I’ve built similar systems where webhook processing becomes rock solid because the automation platform handles retries, errors, and token management. No more session cleanup headaches or API rate limits breaking your webhooks.

Best part? You can build it all visually. Webhook hits, triggers Shopify calls, runs matching logic, sends responses. Zero authentication boilerplate or timeout issues.

You also get monitoring built in. When stuff breaks (it will), you’ll know right away instead of hearing about it from pissed off users.

Pete_Magic · September 1, 2025, 10:27pm

Webhooks don’t have any browser session context, so you can’t rely on that. During app installation, grab the shop’s access token and domain, then save them to your database. When a webhook fires, pull the shop identifier from the payload body (don’t trust the headers - they’re inconsistent). Use that to look up the access token from your database and create the Shopify session manually. Watch out for API version mismatches - the version you set when creating the session needs to match what your app expects. I’d also build in a fallback for invalid tokens, though that’s pretty rare with permanent ones.

DancingBird · August 31, 2025, 6:50am

Store the shop’s access token when the app gets installed, then use it for API calls in your webhook handler. Save the permanent access token to your database during OAuth (along with the shop domain). In your webhook handler, grab that token and create a session programmatically.

@csrf_exempt
def process_webhook(request, *args, **kwargs):
    shop_domain = request.META.get('HTTP_X_SHOPIFY_SHOP_DOMAIN')
    
    # Get stored access token from your database
    shop_record = Shop.objects.get(domain=shop_domain)
    
    import shopify
    session = shopify.Session(shop_domain, '2023-04', shop_record.access_token)
    shopify.ShopifyResource.activate_session(session)
    
    store_products = shopify.Product.find()
    print "FOUND PRODUCTS:", store_products
    
    shopify.ShopifyResource.clear_session()

This way you don’t need user authentication since webhooks are server-to-server - no browser sessions involved.

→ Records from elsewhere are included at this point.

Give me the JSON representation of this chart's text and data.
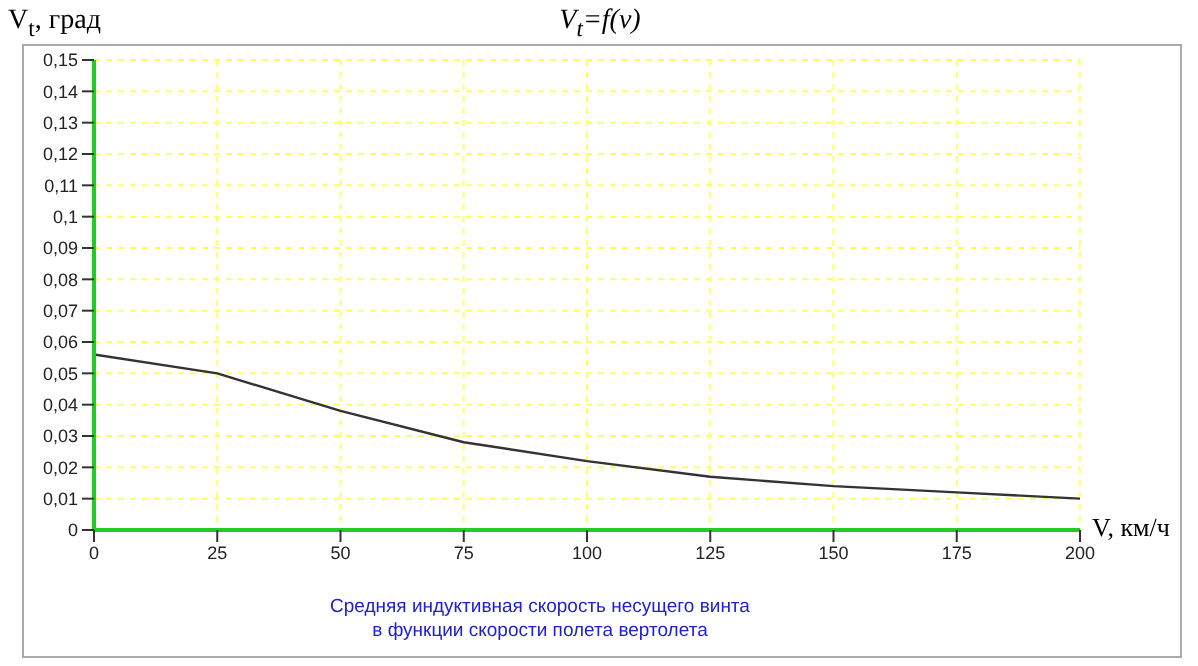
{
  "chart_data": {
    "type": "line",
    "title": "V$_{t}$=f(v)",
    "ylabel": "V$_{t}$, град",
    "xlabel": "V, км/ч",
    "annotations": [
      "Средняя индуктивная скорость несущего винта\nв функции скорости полета вертолета"
    ],
    "x": [
      0,
      25,
      50,
      75,
      100,
      125,
      150,
      175,
      200
    ],
    "series": [
      {
        "color": "#333333",
        "values": [
          0.056,
          0.05,
          0.038,
          0.028,
          0.022,
          0.017,
          0.014,
          0.012,
          0.01
        ]
      }
    ],
    "xlim": [
      0,
      200
    ],
    "xticks": [
      0,
      25,
      50,
      75,
      100,
      125,
      150,
      175,
      200
    ],
    "ylim": [
      0,
      0.15
    ],
    "yticks": [
      0,
      {
        "value": 0.01,
        "label": "0,01"
      },
      {
        "value": 0.02,
        "label": "0,02"
      },
      {
        "value": 0.03,
        "label": "0,03"
      },
      {
        "value": 0.04,
        "label": "0,04"
      },
      {
        "value": 0.05,
        "label": "0,05"
      },
      {
        "value": 0.06,
        "label": "0,06"
      },
      {
        "value": 0.07,
        "label": "0,07"
      },
      {
        "value": 0.08,
        "label": "0,08"
      },
      {
        "value": 0.09,
        "label": "0,09"
      },
      {
        "value": 0.1,
        "label": "0,1"
      },
      {
        "value": 0.11,
        "label": "0,11"
      },
      {
        "value": 0.12,
        "label": "0,12"
      },
      {
        "value": 0.13,
        "label": "0,13"
      },
      {
        "value": 0.14,
        "label": "0,14"
      },
      {
        "value": 0.15,
        "label": "0,15"
      }
    ],
    "grid": true,
    "legend": false,
    "marker": "none",
    "line_style": "solid"
  }
}
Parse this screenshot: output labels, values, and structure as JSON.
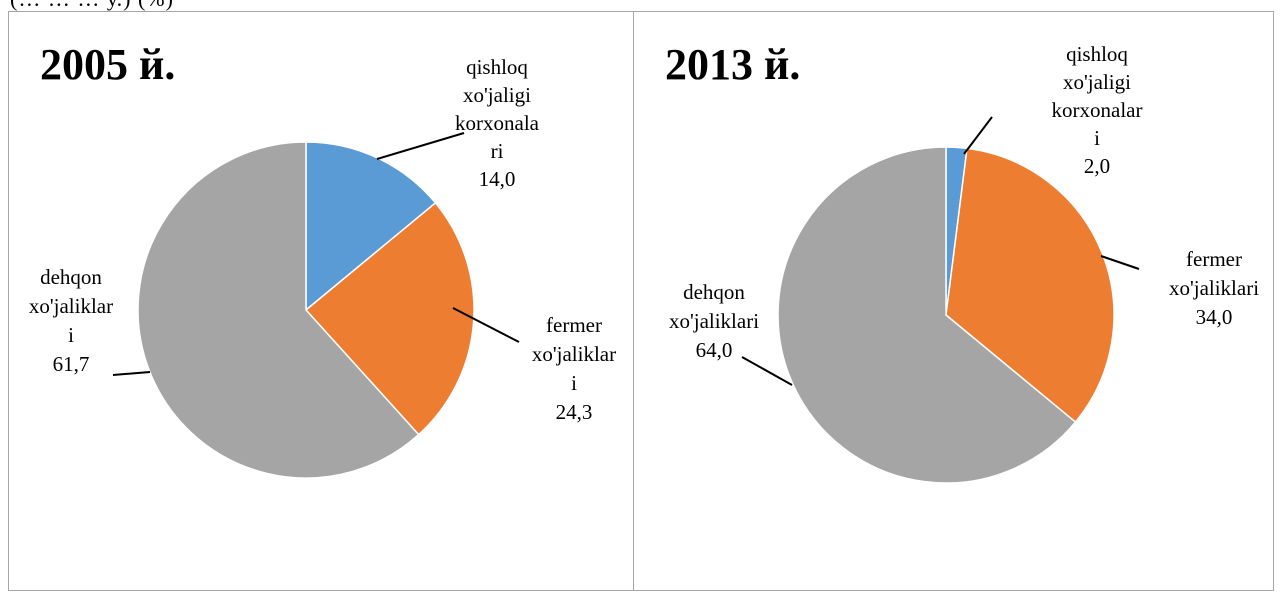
{
  "page_fragment": "(… … … у.) (%)",
  "colors": {
    "qishloq": "#5b9bd5",
    "fermer": "#ed7d31",
    "dehqon": "#a5a5a5",
    "border": "#a6a6a6"
  },
  "chart_data": [
    {
      "type": "pie",
      "title": "2005 й.",
      "slices": [
        {
          "key": "qishloq",
          "label_lines": [
            "qishloq",
            "xo'jaligi",
            "korxonala",
            "ri"
          ],
          "value_text": "14,0",
          "value": 14.0,
          "color": "#5b9bd5"
        },
        {
          "key": "fermer",
          "label_lines": [
            "fermer",
            "xo'jaliklar",
            "i"
          ],
          "value_text": "24,3",
          "value": 24.3,
          "color": "#ed7d31"
        },
        {
          "key": "dehqon",
          "label_lines": [
            "dehqon",
            "xo'jaliklar",
            "i"
          ],
          "value_text": "61,7",
          "value": 61.7,
          "color": "#a5a5a5"
        }
      ]
    },
    {
      "type": "pie",
      "title": "2013 й.",
      "slices": [
        {
          "key": "qishloq",
          "label_lines": [
            "qishloq",
            "xo'jaligi",
            "korxonalar",
            "i"
          ],
          "value_text": "2,0",
          "value": 2.0,
          "color": "#5b9bd5"
        },
        {
          "key": "fermer",
          "label_lines": [
            "fermer",
            "xo'jaliklari"
          ],
          "value_text": "34,0",
          "value": 34.0,
          "color": "#ed7d31"
        },
        {
          "key": "dehqon",
          "label_lines": [
            "dehqon",
            "xo'jaliklari"
          ],
          "value_text": "64,0",
          "value": 64.0,
          "color": "#a5a5a5"
        }
      ]
    }
  ]
}
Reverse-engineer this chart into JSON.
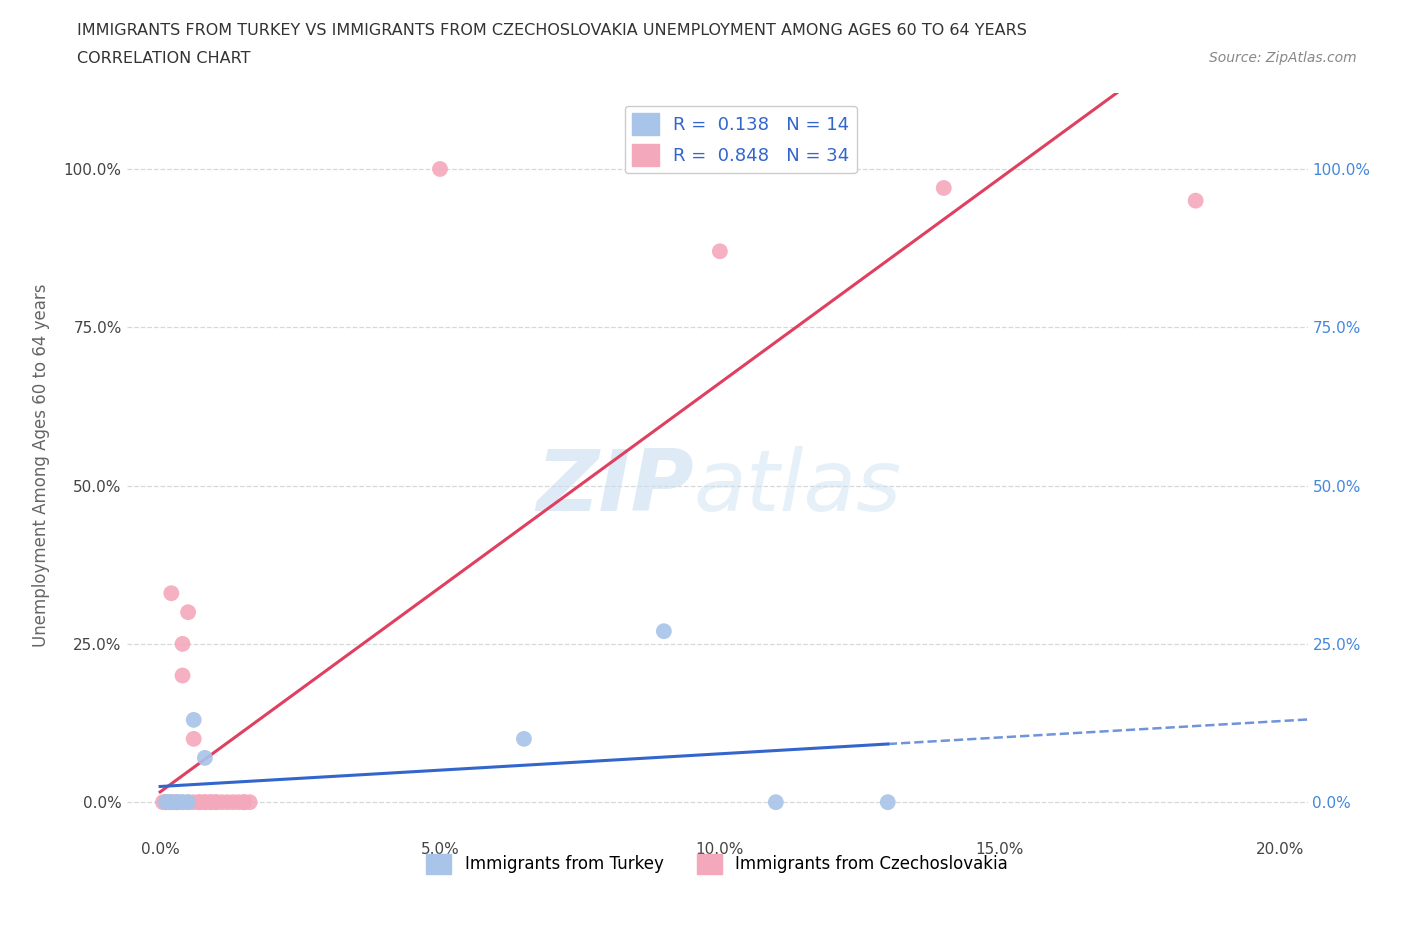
{
  "title_line1": "IMMIGRANTS FROM TURKEY VS IMMIGRANTS FROM CZECHOSLOVAKIA UNEMPLOYMENT AMONG AGES 60 TO 64 YEARS",
  "title_line2": "CORRELATION CHART",
  "source_text": "Source: ZipAtlas.com",
  "ylabel": "Unemployment Among Ages 60 to 64 years",
  "blue_R": "0.138",
  "blue_N": "14",
  "pink_R": "0.848",
  "pink_N": "34",
  "blue_color": "#a8c4e8",
  "pink_color": "#f4a8bc",
  "blue_line_color": "#3366cc",
  "pink_line_color": "#e04060",
  "blue_scatter_x": [
    0.001,
    0.0015,
    0.002,
    0.003,
    0.003,
    0.004,
    0.004,
    0.005,
    0.006,
    0.008,
    0.065,
    0.09,
    0.11,
    0.13
  ],
  "blue_scatter_y": [
    0.0,
    0.0,
    0.0,
    0.0,
    0.0,
    0.0,
    0.0,
    0.0,
    0.13,
    0.07,
    0.1,
    0.27,
    0.0,
    0.0
  ],
  "pink_scatter_x": [
    0.0005,
    0.001,
    0.001,
    0.001,
    0.002,
    0.002,
    0.002,
    0.003,
    0.003,
    0.004,
    0.004,
    0.005,
    0.005,
    0.006,
    0.006,
    0.007,
    0.007,
    0.008,
    0.008,
    0.009,
    0.009,
    0.01,
    0.01,
    0.011,
    0.012,
    0.013,
    0.014,
    0.015,
    0.015,
    0.016,
    0.05,
    0.1,
    0.14,
    0.185
  ],
  "pink_scatter_y": [
    0.0,
    0.0,
    0.0,
    0.0,
    0.0,
    0.33,
    0.0,
    0.0,
    0.0,
    0.2,
    0.25,
    0.3,
    0.0,
    0.1,
    0.0,
    0.0,
    0.0,
    0.0,
    0.0,
    0.0,
    0.0,
    0.0,
    0.0,
    0.0,
    0.0,
    0.0,
    0.0,
    0.0,
    0.0,
    0.0,
    1.0,
    0.87,
    0.97,
    0.95
  ],
  "xlim": [
    -0.006,
    0.205
  ],
  "ylim": [
    -0.055,
    1.12
  ],
  "yticks": [
    0.0,
    0.25,
    0.5,
    0.75,
    1.0
  ],
  "ytick_labels": [
    "0.0%",
    "25.0%",
    "50.0%",
    "75.0%",
    "100.0%"
  ],
  "xticks": [
    0.0,
    0.05,
    0.1,
    0.15,
    0.2
  ],
  "xtick_labels": [
    "0.0%",
    "5.0%",
    "10.0%",
    "15.0%",
    "20.0%"
  ],
  "legend_label_blue": "Immigrants from Turkey",
  "legend_label_pink": "Immigrants from Czechoslovakia",
  "bg_color": "#ffffff",
  "grid_color": "#d8d8d8",
  "legend_R_color": "#3366cc",
  "title_color": "#333333",
  "source_color": "#888888",
  "ylabel_color": "#666666",
  "right_tick_color": "#4488dd"
}
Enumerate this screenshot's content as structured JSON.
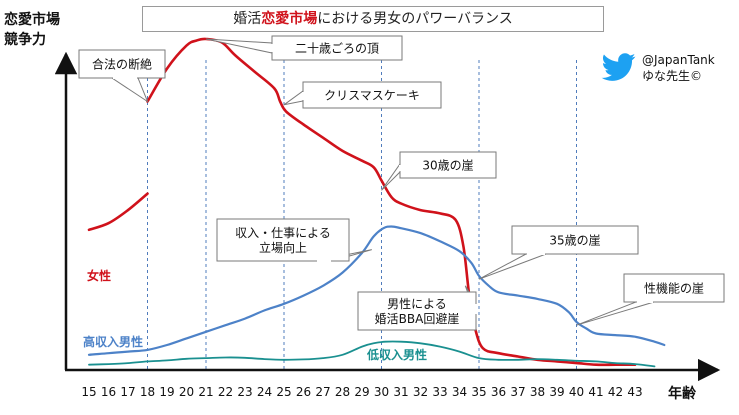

JackHero77 · August 29, 2025, 1:32pm

The problem is webhook context vs user context. Webhooks don’t have browser sessions, so you’ve got to authenticate directly with Shopify using stored credentials. When someone installs your app, save their shop’s access token and domain in your database. For webhook processing, grab the shop identifier from the payload or headers, pull up the matching access token, then create a Shopify session programmatically. Watch out for token expiration - I got burned by this. Handle token refresh if you’re using temporary tokens. Also verify webhooks with HMAC signatures before making API calls. Stops unauthorized requests from hitting your endpoint. Don’t forget session cleanup either. I’ve seen session leakage between shops when handling multiple stores.

alexj · August 29, 2025, 11:36am

yeah, ditch the user session approach for webhooks. pull the shop domain from the x-shopify-shop-domain header and match it to your stored access token. create the shopify session object manually with that token. just make sure you’re actually storing those tokens during oauth or this won’t work.